UnHerd
The illusions of diversity
We are all so distinctive. And we believe a million different things. How dare you call us all the denizens of a single cosmology — and a counting-house ‘moneyworld’ at that!” Almost. But not really. What we are, mostly, of course, is moderns, and what that means is that we navigate a world mapped in money values. A world shaped by ever-more-powerful programmes for aggregating and augmenting “wealth” — wealth measured in dollars and cents. The masters of our universe are the financiers who look ceaselessly for ways to make their capital return new and bigger profits. We follow them, and pay tribute, when we can, with our little mutual funds. And we, too, as consumers and life-long market players, try to figure out how to win in the ledger book of existence: to buy the stuff we want for prices we can pay; to get ours at the auction block where we sell our wares, our time, our eyes, our minds. Indeed, we play the market with our whole beings, since we do everything we can to be rational self-maximisers in the continuous competition of the workforce, which demands that we conceive of ourselves as human capital, and “invest” in ourselves, through education and training, to optimise the ROI of our lives.
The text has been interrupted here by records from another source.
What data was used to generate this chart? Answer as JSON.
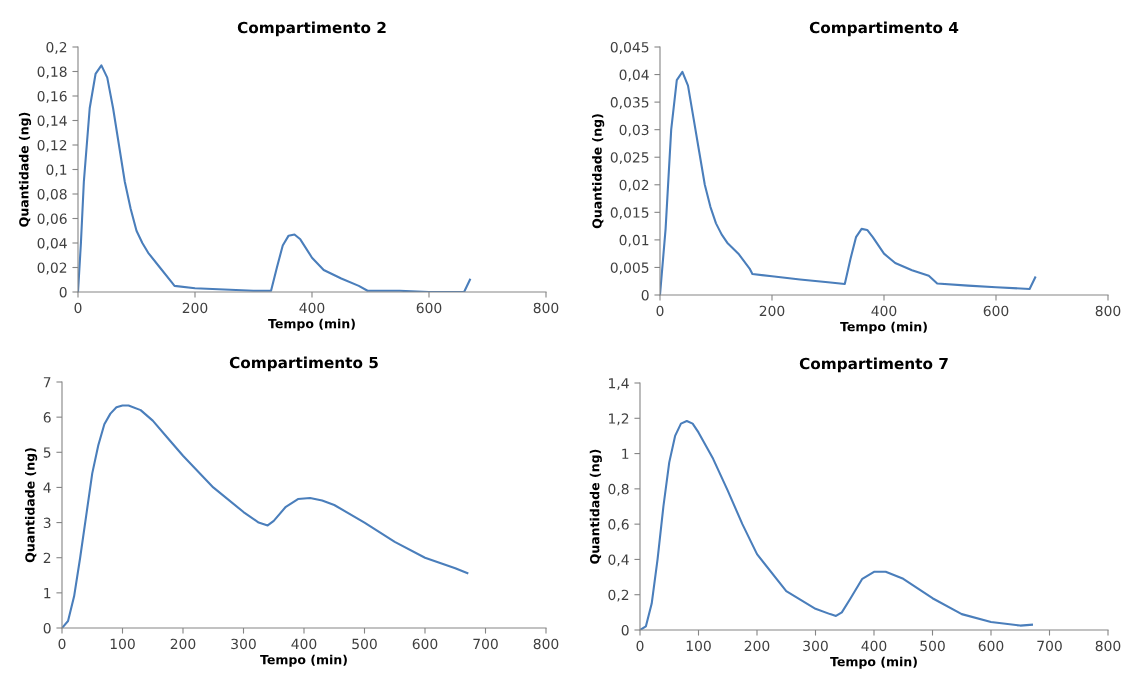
{
  "chart_data": [
    {
      "type": "line",
      "title": "Compartimento 2",
      "xlabel": "Tempo (min)",
      "ylabel": "Quantidade (ng)",
      "marker": "none",
      "line_style": "solid",
      "xlim": [
        0,
        800
      ],
      "xticks": [
        0,
        200,
        400,
        600,
        800
      ],
      "ylim": [
        0,
        0.2
      ],
      "yticks": [
        0,
        {
          "value": 0.02,
          "label": "0,02"
        },
        {
          "value": 0.04,
          "label": "0,04"
        },
        {
          "value": 0.06,
          "label": "0,06"
        },
        {
          "value": 0.08,
          "label": "0,08"
        },
        {
          "value": 0.1,
          "label": "0,1"
        },
        {
          "value": 0.12,
          "label": "0,12"
        },
        {
          "value": 0.14,
          "label": "0,14"
        },
        {
          "value": 0.16,
          "label": "0,16"
        },
        {
          "value": 0.18,
          "label": "0,18"
        },
        {
          "value": 0.2,
          "label": "0,2"
        }
      ],
      "x": [
        0,
        5,
        10,
        20,
        30,
        40,
        50,
        60,
        70,
        80,
        90,
        100,
        110,
        120,
        140,
        160,
        165,
        200,
        250,
        300,
        330,
        340,
        350,
        360,
        370,
        380,
        400,
        420,
        450,
        480,
        495,
        550,
        600,
        660,
        670
      ],
      "series": [
        {
          "color": "#4a7ebb",
          "values": [
            0,
            0.04,
            0.09,
            0.15,
            0.178,
            0.185,
            0.175,
            0.15,
            0.12,
            0.09,
            0.068,
            0.05,
            0.04,
            0.032,
            0.02,
            0.008,
            0.005,
            0.003,
            0.002,
            0.001,
            0.001,
            0.02,
            0.038,
            0.046,
            0.047,
            0.043,
            0.028,
            0.018,
            0.011,
            0.005,
            0.001,
            0.001,
            0,
            0,
            0.01
          ]
        }
      ]
    },
    {
      "type": "line",
      "title": "Compartimento 4",
      "xlabel": "Tempo (min)",
      "ylabel": "Quantidade (ng)",
      "marker": "none",
      "line_style": "solid",
      "xlim": [
        0,
        800
      ],
      "xticks": [
        0,
        200,
        400,
        600,
        800
      ],
      "ylim": [
        0,
        0.045
      ],
      "yticks": [
        0,
        {
          "value": 0.005,
          "label": "0,005"
        },
        {
          "value": 0.01,
          "label": "0,01"
        },
        {
          "value": 0.015,
          "label": "0,015"
        },
        {
          "value": 0.02,
          "label": "0,02"
        },
        {
          "value": 0.025,
          "label": "0,025"
        },
        {
          "value": 0.03,
          "label": "0,03"
        },
        {
          "value": 0.035,
          "label": "0,035"
        },
        {
          "value": 0.04,
          "label": "0,04"
        },
        {
          "value": 0.045,
          "label": "0,045"
        }
      ],
      "x": [
        0,
        10,
        20,
        30,
        40,
        50,
        60,
        70,
        80,
        90,
        100,
        110,
        120,
        140,
        160,
        165,
        200,
        250,
        300,
        330,
        340,
        350,
        360,
        370,
        380,
        400,
        420,
        450,
        480,
        495,
        550,
        600,
        660,
        670
      ],
      "series": [
        {
          "color": "#4a7ebb",
          "values": [
            0,
            0.012,
            0.03,
            0.039,
            0.0405,
            0.038,
            0.032,
            0.026,
            0.02,
            0.016,
            0.013,
            0.011,
            0.0095,
            0.0075,
            0.0048,
            0.0038,
            0.0034,
            0.0028,
            0.0023,
            0.002,
            0.0065,
            0.0105,
            0.012,
            0.0118,
            0.0105,
            0.0075,
            0.0058,
            0.0045,
            0.0035,
            0.0021,
            0.0017,
            0.0014,
            0.0011,
            0.0032
          ]
        }
      ]
    },
    {
      "type": "line",
      "title": "Compartimento 5",
      "xlabel": "Tempo (min)",
      "ylabel": "Quantidade (ng)",
      "marker": "none",
      "line_style": "solid",
      "xlim": [
        0,
        800
      ],
      "xticks": [
        0,
        100,
        200,
        300,
        400,
        500,
        600,
        700,
        800
      ],
      "ylim": [
        0,
        7
      ],
      "yticks": [
        0,
        1,
        2,
        3,
        4,
        5,
        6,
        7
      ],
      "x": [
        0,
        10,
        20,
        30,
        40,
        50,
        60,
        70,
        80,
        90,
        100,
        110,
        130,
        150,
        175,
        200,
        250,
        300,
        325,
        340,
        350,
        370,
        390,
        410,
        430,
        450,
        500,
        550,
        600,
        650,
        670
      ],
      "series": [
        {
          "color": "#4a7ebb",
          "values": [
            0,
            0.2,
            0.9,
            2.0,
            3.2,
            4.4,
            5.2,
            5.8,
            6.1,
            6.28,
            6.33,
            6.33,
            6.2,
            5.9,
            5.4,
            4.9,
            4.0,
            3.3,
            3.0,
            2.92,
            3.05,
            3.45,
            3.67,
            3.7,
            3.63,
            3.5,
            3.0,
            2.45,
            2.0,
            1.7,
            1.56
          ]
        }
      ]
    },
    {
      "type": "line",
      "title": "Compartimento 7",
      "xlabel": "Tempo (min)",
      "ylabel": "Quantidade (ng)",
      "marker": "none",
      "line_style": "solid",
      "xlim": [
        0,
        800
      ],
      "xticks": [
        0,
        100,
        200,
        300,
        400,
        500,
        600,
        700,
        800
      ],
      "ylim": [
        0,
        1.4
      ],
      "yticks": [
        0,
        {
          "value": 0.2,
          "label": "0,2"
        },
        {
          "value": 0.4,
          "label": "0,4"
        },
        {
          "value": 0.6,
          "label": "0,6"
        },
        {
          "value": 0.8,
          "label": "0,8"
        },
        1,
        {
          "value": 1.2,
          "label": "1,2"
        },
        {
          "value": 1.4,
          "label": "1,4"
        }
      ],
      "x": [
        0,
        10,
        20,
        30,
        40,
        50,
        60,
        70,
        80,
        90,
        100,
        125,
        150,
        175,
        200,
        250,
        300,
        325,
        335,
        345,
        360,
        380,
        400,
        420,
        450,
        500,
        550,
        600,
        650,
        670
      ],
      "series": [
        {
          "color": "#4a7ebb",
          "values": [
            0,
            0.02,
            0.15,
            0.4,
            0.7,
            0.95,
            1.1,
            1.17,
            1.185,
            1.17,
            1.12,
            0.97,
            0.79,
            0.6,
            0.43,
            0.22,
            0.12,
            0.09,
            0.08,
            0.1,
            0.18,
            0.29,
            0.33,
            0.33,
            0.29,
            0.18,
            0.09,
            0.045,
            0.025,
            0.03
          ]
        }
      ]
    }
  ]
}
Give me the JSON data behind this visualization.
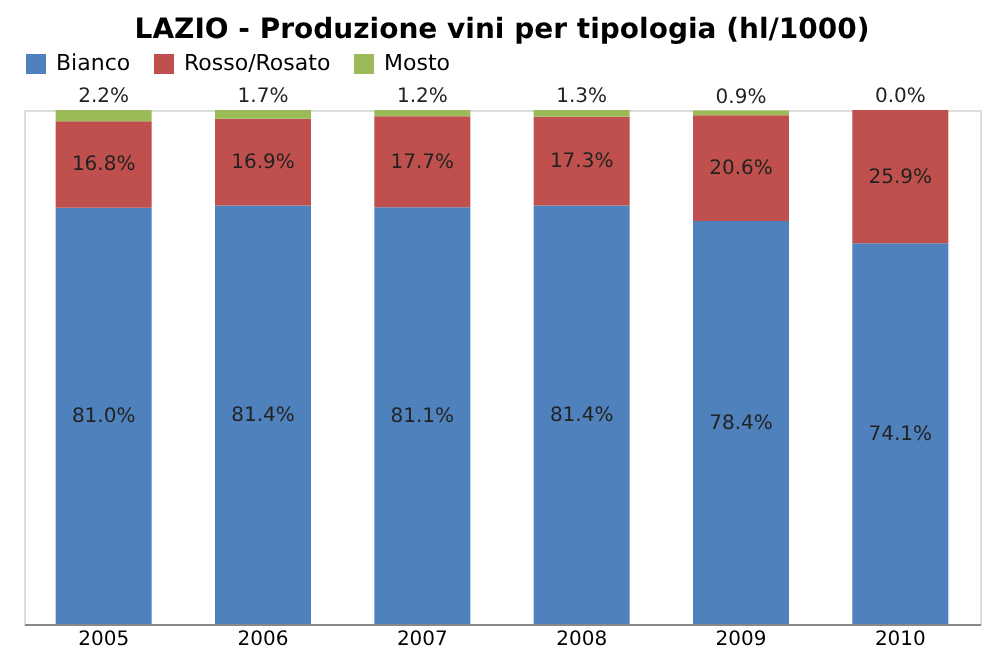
{
  "chart_data": {
    "type": "bar",
    "title": "LAZIO - Produzione vini per tipologia (hl/1000)",
    "categories": [
      "2005",
      "2006",
      "2007",
      "2008",
      "2009",
      "2010"
    ],
    "stacked": true,
    "legend": "top",
    "grid": false,
    "series": [
      {
        "name": "Bianco",
        "color": "#4f81bd",
        "values": [
          81.0,
          81.4,
          81.1,
          81.4,
          78.4,
          74.1
        ],
        "value_labels": [
          "81.0%",
          "81.4%",
          "81.1%",
          "81.4%",
          "78.4%",
          "74.1%"
        ]
      },
      {
        "name": "Rosso/Rosato",
        "color": "#c0504d",
        "values": [
          16.8,
          16.9,
          17.7,
          17.3,
          20.6,
          25.9
        ],
        "value_labels": [
          "16.8%",
          "16.9%",
          "17.7%",
          "17.3%",
          "20.6%",
          "25.9%"
        ]
      },
      {
        "name": "Mosto",
        "color": "#9bbb59",
        "values": [
          2.2,
          1.7,
          1.2,
          1.3,
          0.9,
          0.0
        ],
        "value_labels": [
          "2.2%",
          "1.7%",
          "1.2%",
          "1.3%",
          "0.9%",
          "0.0%"
        ]
      }
    ]
  }
}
So what matters to the moneyworld? Money matters. What is “meaning” in the moneyworld? A billion dollars is meaning — everyone gets that. Are there other kinds of meaning? Sure, maybe. Like “happiness”, perhaps? True, we know it is a thing. But the good news is that economists can make you a model for it — denominated in dollars, naturally (they have no other units). What their models cannot capture is squishy at best. It might be real stuff, but it is so hard to quantify. Better pick a major in college that pays real dividends. In cash. You can puzzle about happiness after you make your first million. Let me be clear about my view here: money is fine. Yes, yes, it is indeed a powerful technology for coordinating human behaviours, and markets can do good things at scale — allocate resources, drive innovation — in ways that are unmatched by any other social system or set of beliefs. I get it. But the moneyworld is a world organised by price, a world of pure and continuous calculation. It is a world that only a machine could love — and the machines do love it. They run the numbers and keep the accounts. They have the data, and they use it — to monetise us, actually. Indeed, it is increasingly their world, and we only live in it — with many of us feeling more and more alienated and angry and unsure of what comes next.